How can I flush the Logger in between Log.print() calls when I am printing multiple long buffers to the Log sequentially?

Can I use Serial.flush(); ?

That looks like it should work because the SerialLogHandler::write() method just calls the stream write method. You might still have a threading issue, because there won't be a lock around your multiple Log.print calls, so the data will still be jumbled. But it probably won't crash.

OK seems to be mostly working.

What about printing out long printf stuff to the debug monitor?

It seems that when using Logger class instead of Serial, when I want to dump the contents of, for example, a 1000-character webhook being sent, then Logger always clips the characters and appends a

~

to the output... like this:

{"link":{"ms":1180015,"hw":1001002,"fw":10102,"fl":0},"tm":1696560347,"pid":28789,"ad":0,"fw":32,"id":"00313953323251343037303439303330","bcrc":"25EF186A","oc~

How can I dump the whole contents of a long character buffer like this to the serial terminal in a thread-safe way using Logger class without getting the output clipped?

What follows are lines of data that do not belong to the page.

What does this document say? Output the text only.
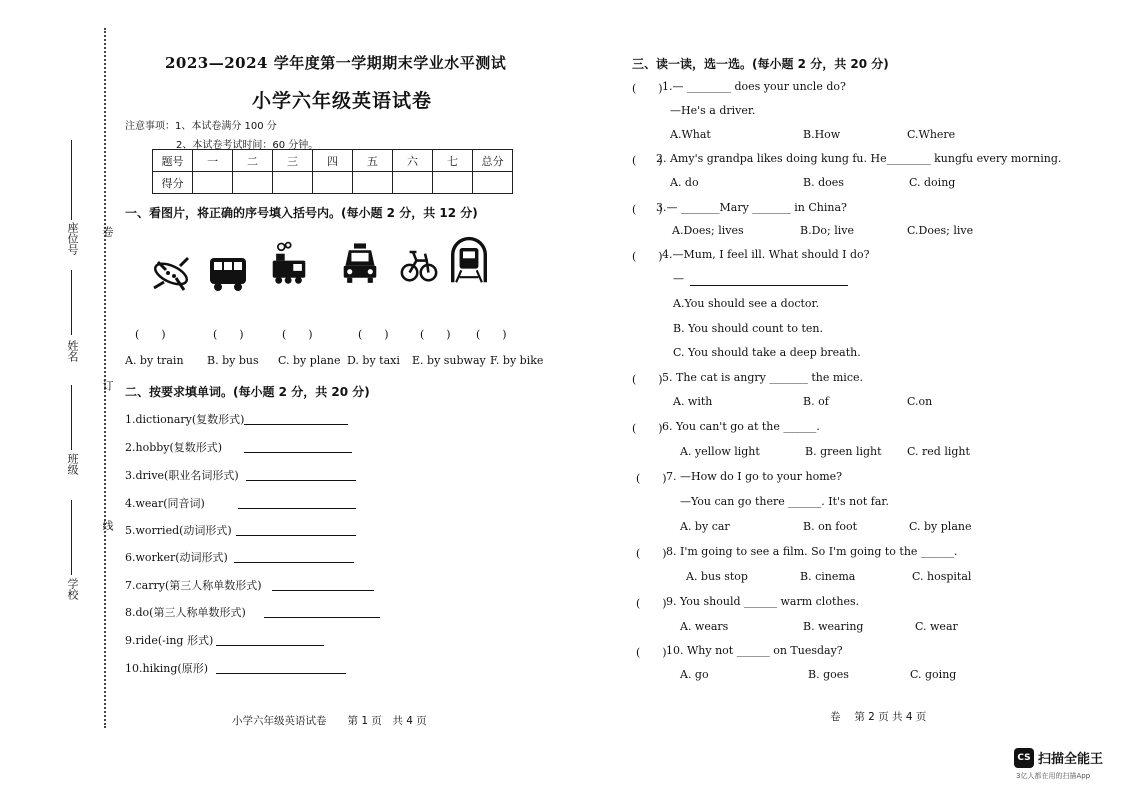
卷
订
线
座位号
姓名
班级
学校
2023—2024 学年度第一学期期末学业水平测试
小学六年级英语试卷
注意事项：1、本试卷满分 100 分
2、本试卷考试时间：60 分钟。
题号	一	二	三	四	五	六	七	总分
得分								
一、看图片，将正确的序号填入括号内。(每小题 2 分，共 12 分)
(　　)	(　　)	(　　)	(　　)	(　　) (　　)
A. by train B. by bus C. by plane D. by taxi E. by subway F. by bike
二、按要求填单词。(每小题 2 分，共 20 分)
1.dictionary(复数形式)
2.hobby(复数形式)
3.drive(职业名词形式)
4.wear(同音词)
5.worried(动词形式)
6.worker(动词形式)
7.carry(第三人称单数形式)
8.do(第三人称单数形式)
9.ride(-ing 形式)
10.hiking(原形)
小学六年级英语试卷　　第 1 页　共 4 页
三、读一读，选一选。(每小题 2 分，共 20 分)
(　　) 1.— ________ does your uncle do?
—He's a driver.
A.What	B.How	C.Where
(　　)
2. Amy's grandpa likes doing kung fu. He________ kungfu every morning.
A. do	B. does	C. doing
(　　)
3.— _______Mary _______ in China?
A.Does; lives	B.Do; live	C.Does; live
(　　) 4.—Mum, I feel ill. What should I do?
—
A.You should see a doctor.
B. You should count to ten.
C. You should take a deep breath.
(　　) 5. The cat is angry _______ the mice.
A. with	B. of	C.on
(　　) 6. You can't go at the ______.
A. yellow light	B. green light C. red light
(　　) 7. —How do I go to your home?
—You can go there ______. It's not far.
A. by car	B. on foot	C. by plane
(　　) 8. I'm going to see a film. So I'm going to the ______.
A. bus stop	B. cinema	C. hospital
(　　) 9. You should ______ warm clothes.
A. wears	B. wearing	C. wear
(　　) 10. Why not ______ on Tuesday?
A. go	B. goes	C. going
卷　 第 2 页 共 4 页
CS 扫描全能王
3亿人都在用的扫描App
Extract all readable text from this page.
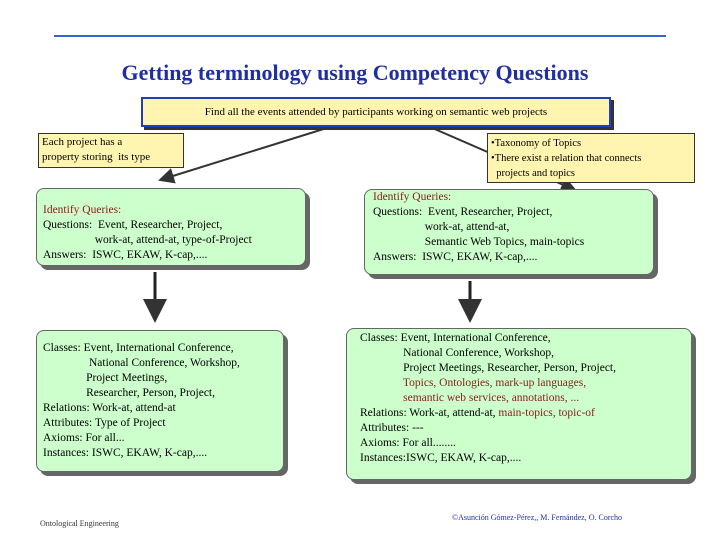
Getting terminology using Competency Questions
Find all the events attended by participants working on semantic web projects
Each project has a
property storing  its type
•Taxonomy of Topics
•There exist a relation that connects
projects and topics
Identify Queries:
Questions:  Event, Researcher, Project,
work-at, attend-at, type-of-Project
Answers:  ISWC, EKAW, K-cap,....
Identify Queries:
Questions:  Event, Researcher, Project,
work-at, attend-at,
Semantic Web Topics, main-topics
Answers:  ISWC, EKAW, K-cap,....
Classes: Event, International Conference,
National Conference, Workshop,
Project Meetings,
Researcher, Person, Project,
Relations: Work-at, attend-at
Attributes: Type of Project
Axioms: For all...
Instances: ISWC, EKAW, K-cap,....
Classes: Event, International Conference,
National Conference, Workshop,
Project Meetings, Researcher, Person, Project,
Topics, Ontologies, mark-up languages,
semantic web services, annotations, ...
Relations: Work-at, attend-at, main-topics, topic-of
Attributes: ---
Axioms: For all........
Instances:ISWC, EKAW, K-cap,....
Ontological Engineering
©Asunción Gómez-Pérez,, M. Fernández, O. Corcho
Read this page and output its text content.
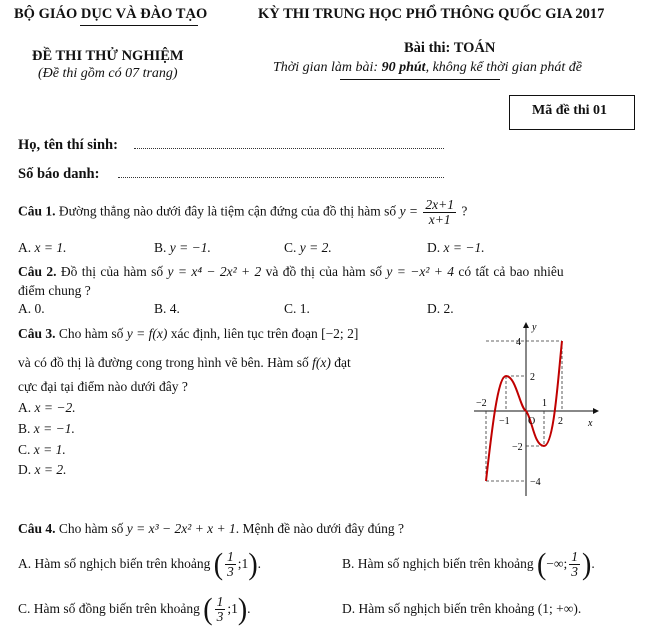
BỘ GIÁO DỤC VÀ ĐÀO TẠO	KỲ THI TRUNG HỌC PHỔ THÔNG QUỐC GIA 2017
ĐỀ THI THỬ NGHIỆM
(Đề thi gồm có 07 trang)
Bài thi: TOÁN
Thời gian làm bài: 90 phút, không kể thời gian phát đề
Mã đề thi 01
Họ, tên thí sinh:
Số báo danh:
Câu 1. Đường thẳng nào dưới đây là tiệm cận đứng của đồ thị hàm số $y = \frac{2x+1}{x+1}$ ?
A. x = 1.	B. y = −1.	C. y = 2.	D. x = −1.
Câu 2. Đồ thị của hàm số y = x⁴ − 2x² + 2 và đồ thị của hàm số y = −x² + 4 có tất cả bao nhiêu
điểm chung ?
A. 0.	B. 4.	C. 1.	D. 2.
Câu 3. Cho hàm số y = f(x) xác định, liên tục trên đoạn [−2; 2]
và có đồ thị là đường cong trong hình vẽ bên. Hàm số f(x) đạt
cực đại tại điểm nào dưới đây ?
A. x = −2.
B. x = −1.
C. x = 1.
D. x = 2.
y
x
O
4
2
−2
−4
−2
−1
1
2
Câu 4. Cho hàm số y = x³ − 2x² + x + 1. Mệnh đề nào dưới đây đúng ?
A. Hàm số nghịch biến trên khoảng ( $\frac{1}{3}$ ;1).	B. Hàm số nghịch biến trên khoảng (−∞; $\frac{1}{3}$ ).
C. Hàm số đồng biến trên khoảng ( $\frac{1}{3}$ ;1).	D. Hàm số nghịch biến trên khoảng (1; +∞).
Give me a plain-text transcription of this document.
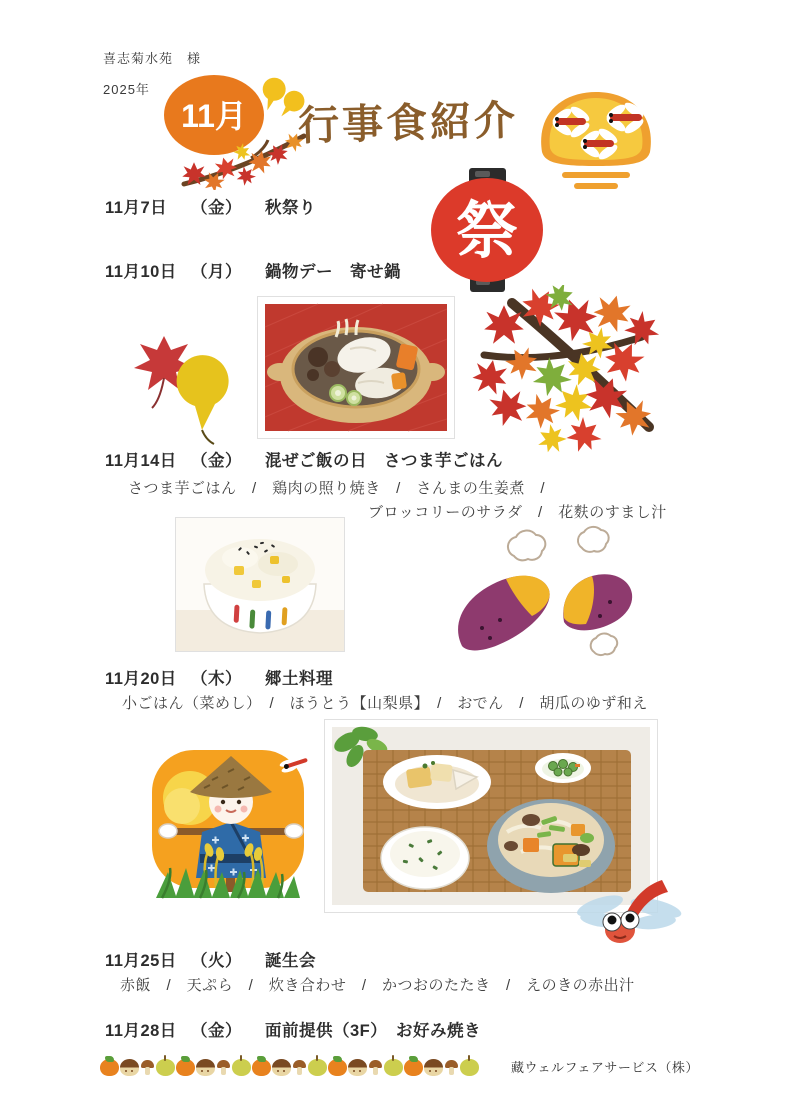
喜志菊水苑　様
2025年
11月 行事食紹介
11月7日	（金）	秋祭り 祭
11月10日 （月）	鍋物デー　寄せ鍋
11月14日 （金）	混ぜご飯の日　さつま芋ごはん
さつま芋ごはん　/　鶏肉の照り焼き　/　さんまの生姜煮　/
ブロッコリーのサラダ　/　花麩のすまし汁
11月20日 （木）	郷土料理
小ごはん（菜めし）　/　ほうとう【山梨県】　/　おでん　/　胡瓜のゆず和え
11月25日 （火）	誕生会
赤飯　/　天ぷら　/　炊き合わせ　/　かつおのたたき　/　えのきの赤出汁
11月28日 （金）	面前提供（3F）　お好み焼き
藏ウェルフェアサービス（株）
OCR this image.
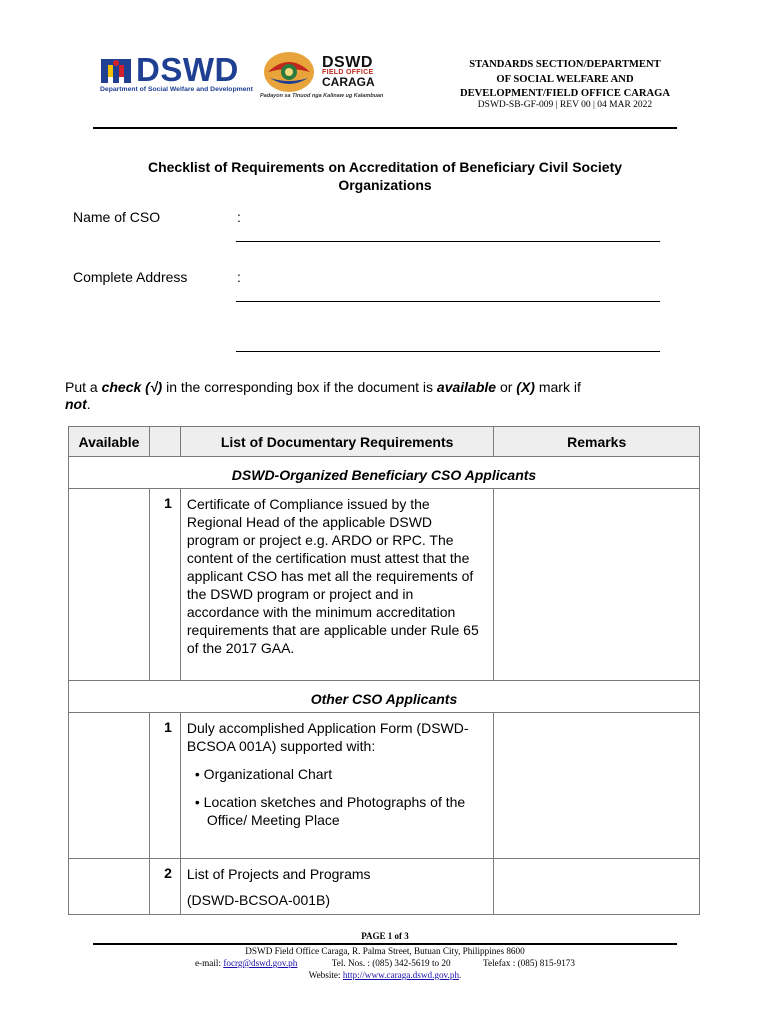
DSWD
Department of Social Welfare and Development
DSWD
FIELD OFFICE
CARAGA
Padayon sa Tinuod nga Kalinaw ug Kalambuan
STANDARDS SECTION/DEPARTMENT
OF SOCIAL WELFARE AND
DEVELOPMENT/FIELD OFFICE CARAGA
DSWD-SB-GF-009 | REV 00 | 04 MAR 2022
Checklist of Requirements on Accreditation of Beneficiary Civil Society
Organizations
Name of CSO	:
Complete Address	:
Put a check (√) in the corresponding box if the document is available or (X) mark if
not.
Available		List of Documentary Requirements	Remarks
DSWD-Organized Beneficiary CSO Applicants			
	1	Certificate of Compliance issued by the Regional Head of the applicable DSWD program or project e.g. ARDO or RPC. The content of the certification must attest that the applicant CSO has met all the requirements of the DSWD program or project and in accordance with the minimum accreditation requirements that are applicable under Rule 65 of the 2017 GAA.	
Other CSO Applicants			
	1	Duly accomplished Application Form (DSWD-BCSOA 001A) supported with:

• Organizational Chart
• Location sketches and Photographs of the Office/ Meeting Place	

	2	List of Projects and Programs

(DSWD-BCSOA-001B)	

PAGE 1 of 3
DSWD Field Office Caraga, R. Palma Street, Butuan City, Philippines 8600
e-mail: focrg@dswd.gov.ph	Tel. Nos. : (085) 342-5619 to 20	Telefax : (085) 815-9173
Website: http://www.caraga.dswd.gov.ph.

my best idea so far is something like this:

	myLog.printf(
		"app_flags_sticky = 0X%08lx\n"
		"page_erase_kb = %lu\n"
		"reset_count = %lu\n"
		"por_count = %lu\n"
		"crash_count = %lu\n"
		"pack_sessions = %lu\n"
		,this->beat.app_flags_sticky.val
		,this->beat.page_erase_kb
		,this->beat.reset_count
		,this->beat.por_count
		,this->beat.crash_count
		,this->beat.pack_sessions
	);	
	Serial.flush();
	myLog.printf(
		"webhooks_generated = %lu\n"
		"webhook_bytes_generated = %lu\n"
		"webhooks_delivered = %lu\n"
		"self_check_watts = %lu\n"
		"self_check_loaded_mv = %lu\n"
		"self_check_unloaded_mv = %lu\n"
		,this->beat.webhooks_generated
		,this->beat.webhook_bytes_generated
		,this->beat.webhooks_delivered
		,this->beat.self_check_watts
		,this->beat.self_check_loaded_mv
		,this->beat.self_check_unloaded_mv
	);

... but this will require a lot of refactoring....

You can use Log.write(const char* data, size_t size) or Log.print(const char* data). This goes through logging thread-safety mechanisms, and directs the whole data buffer to the output log handler:

constexpr size_t logBufSize = 4096; // arbitrarily large enough buffer size
auto tmp = std::make_unique<char[]>(logBufSize);
if (tmp) {
    auto outSize = snprintf(tmp, logBufSize, "<format>", arg1, arg2, arg2, ...);
    if (outSize > 0) {
        Log.write(tmp, outSize);
    }
}
1 Like

This topic was automatically closed 182 days after the last reply. New replies are no longer allowed.